Review of The Queen

The Queen (2006)
6/10
The Queen
3 May 2020
Peter Morgan definitely got a germ of an idea of doing The Crown Saga for Netflix from this. This is high gloss camp.

Made by Granada, it does feel like a drama documentary made for television.

The Queen is portrayed by Helen Mirren who won a best actress Oscar. Britain looks fundamentally changed to her when her former daughter in law, Princess Diana dies in a car accident in Paris.

Just a few months earlier, Tony Blair (Michael Sheen) became Prime Minister as New Labour won a landslide in the 1997 General Election.

The British public feel angry that the Royal Family appear to be aloof during the days following Diana's death. Too wrapped in protocol rather than display any grief.
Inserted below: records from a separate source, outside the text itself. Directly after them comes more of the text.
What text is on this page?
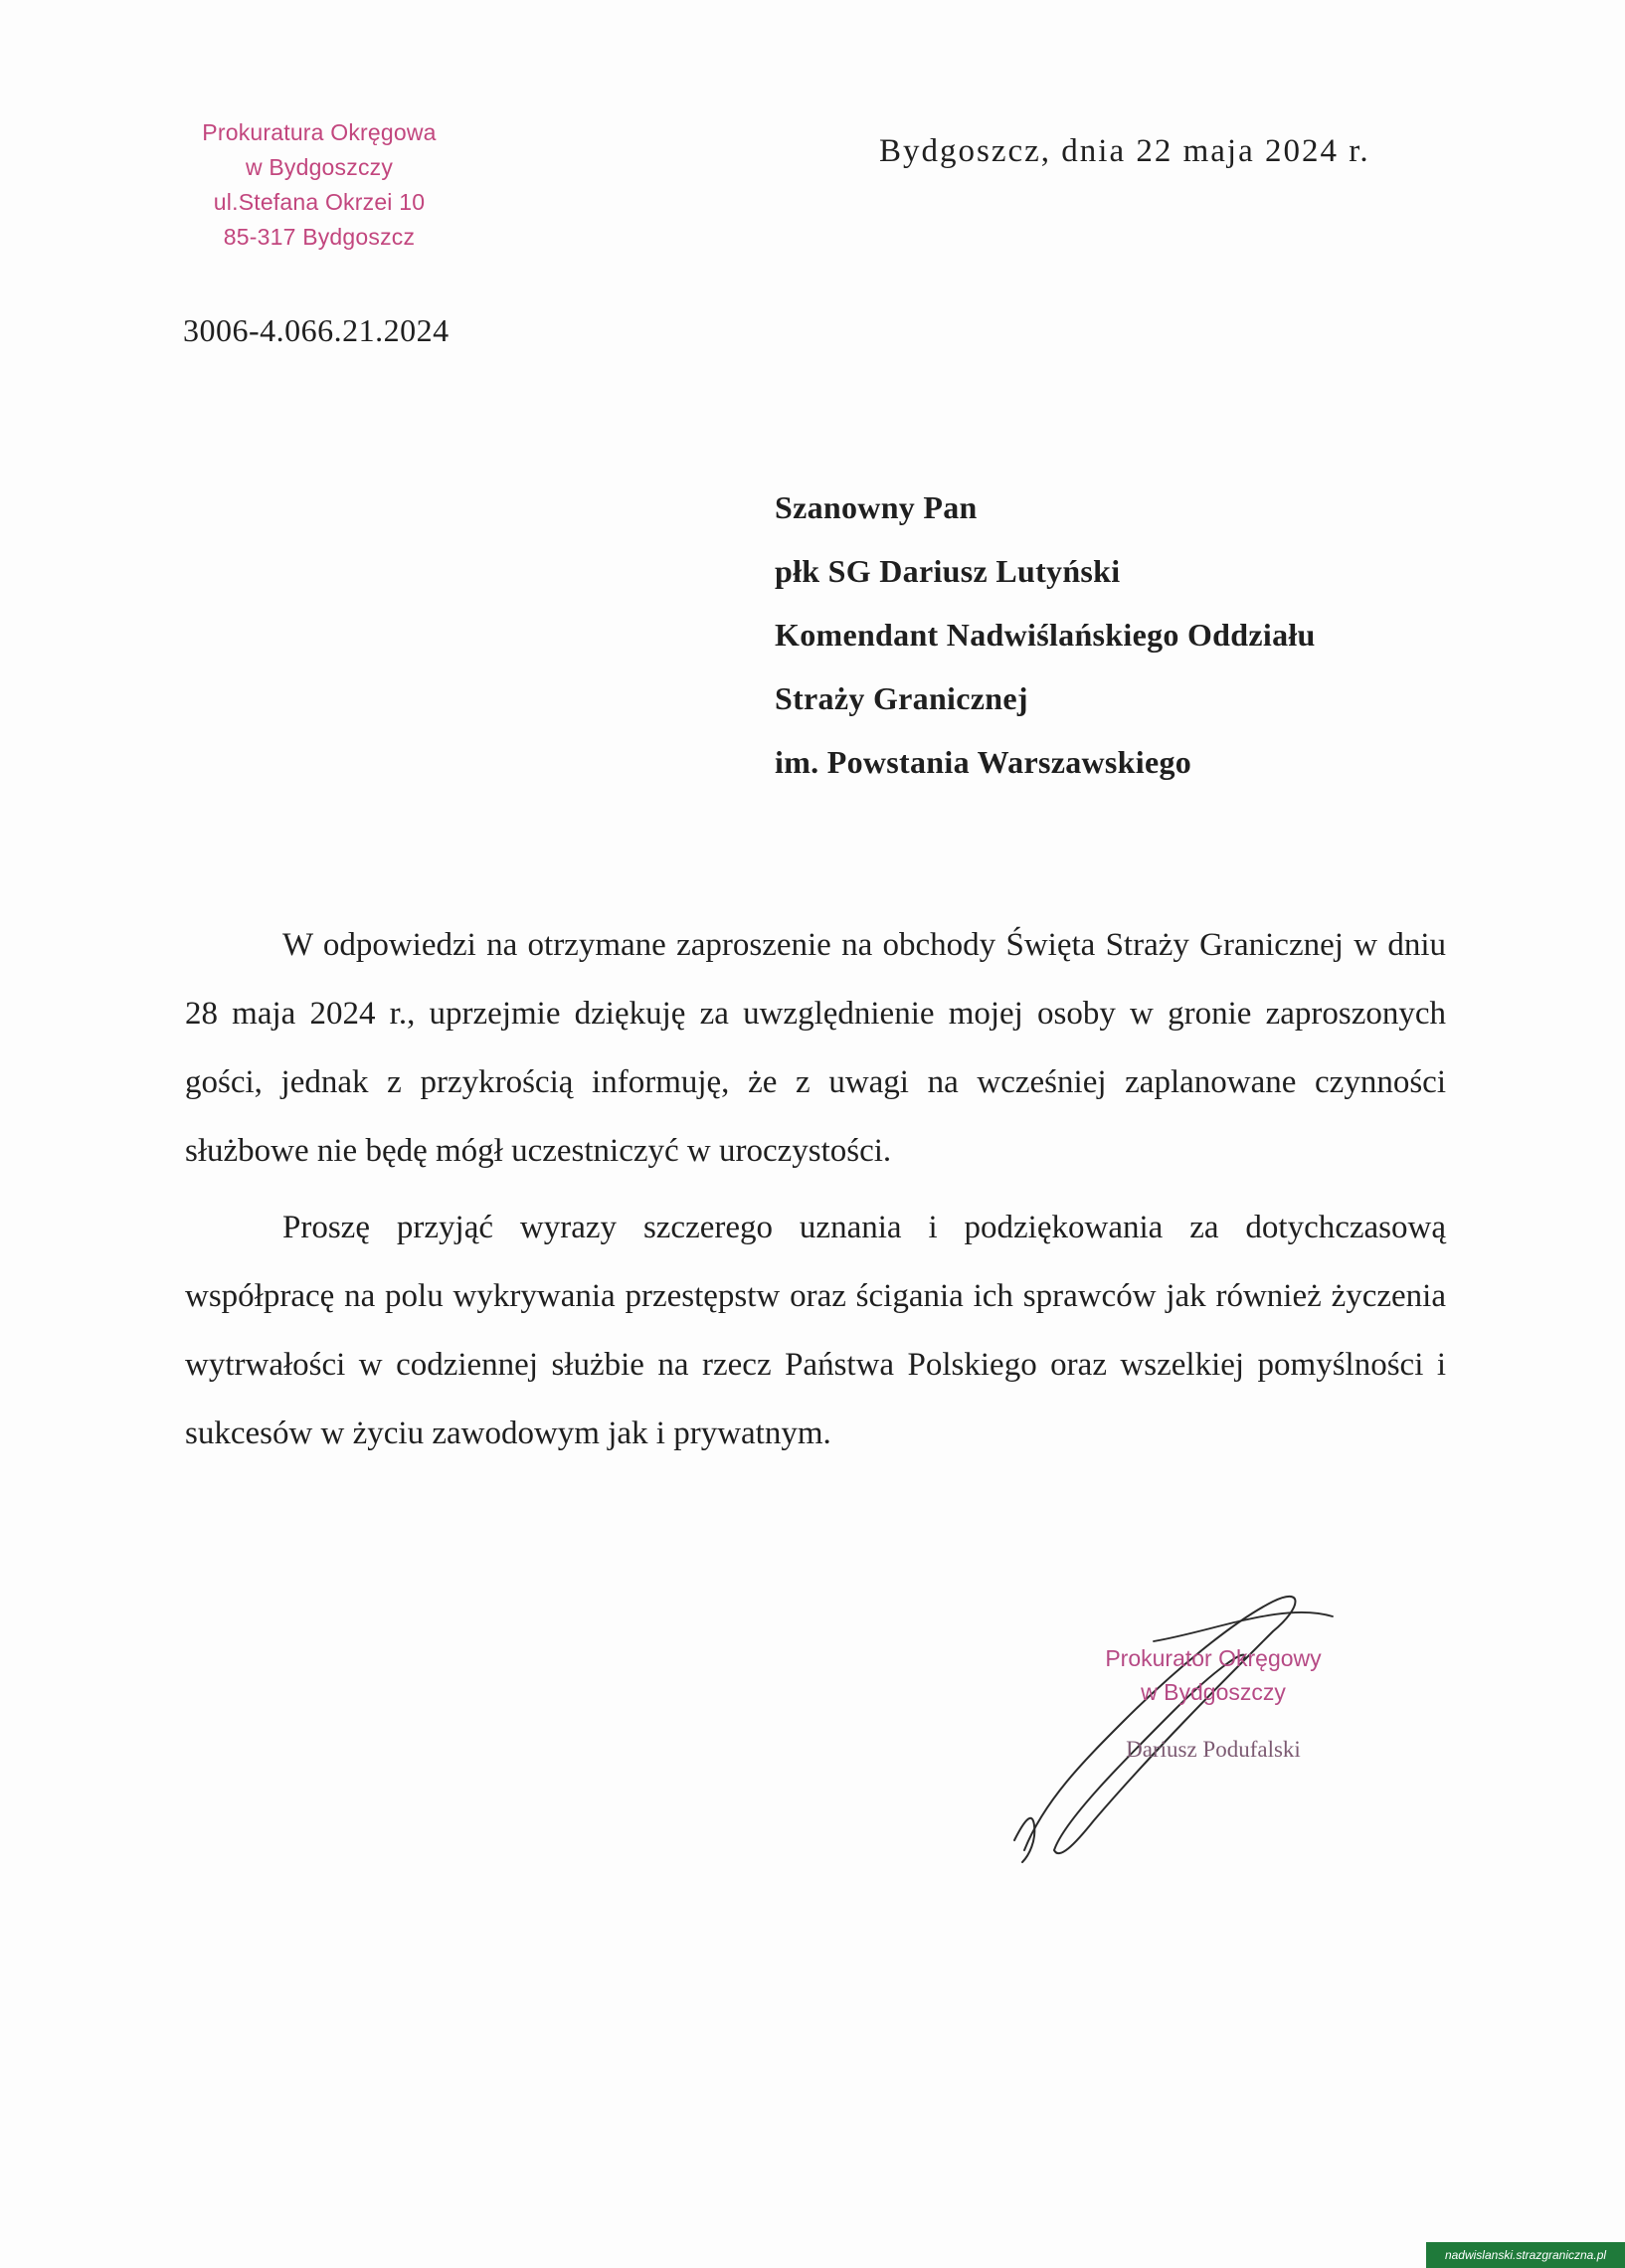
Prokuratura Okręgowa
w Bydgoszczy
ul.Stefana Okrzei 10
85-317 Bydgoszcz
Bydgoszcz, dnia 22 maja 2024 r.
3006-4.066.21.2024
Szanowny Pan
płk SG Dariusz Lutyński
Komendant Nadwiślańskiego Oddziału
Straży Granicznej
im. Powstania Warszawskiego

W odpowiedzi na otrzymane zaproszenie na obchody Święta Straży Granicznej w dniu 28 maja 2024 r., uprzejmie dziękuję za uwzględnienie mojej osoby w gronie zaproszonych gości, jednak z przykrością informuję, że z uwagi na wcześniej zaplanowane czynności służbowe nie będę mógł uczestniczyć w uroczystości.

Proszę przyjąć wyrazy szczerego uznania i podziękowania za dotychczasową współpracę na polu wykrywania przestępstw oraz ścigania ich sprawców jak również życzenia wytrwałości w codziennej służbie na rzecz Państwa Polskiego oraz wszelkiej pomyślności i sukcesów w życiu zawodowym jak i prywatnym.

Prokurator Okręgowy
w Bydgoszczy
Dariusz Podufalski
nadwislanski.strazgraniczna.pl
It is left to Blair and his press secretary Alistair Campbell to persuade the Queen that they need to show a more touchy feely side. Something that does not come naturally to Prince Philip (James Cromwell.)

Although in 1997 it really did feel like Britain has at last modernised, but you can never count out the Ancien Regime. Britain has had a government of public school toffs since 2010 the public just loves them. They cannot get enough of austerity. Not to worry there is plenty of more of that coming.

Of course the truth was even the nation's grief over the death of Diana was hyperbole. I went to work on the following Monday and everyone carried on as normal. Just sad that two children lost their mother.

You will never get an inkling of that ordinariness in this movie. It is just a rehashing of news footage with both Blair and the Queen reasserting the monarch's authority with some smart public relations.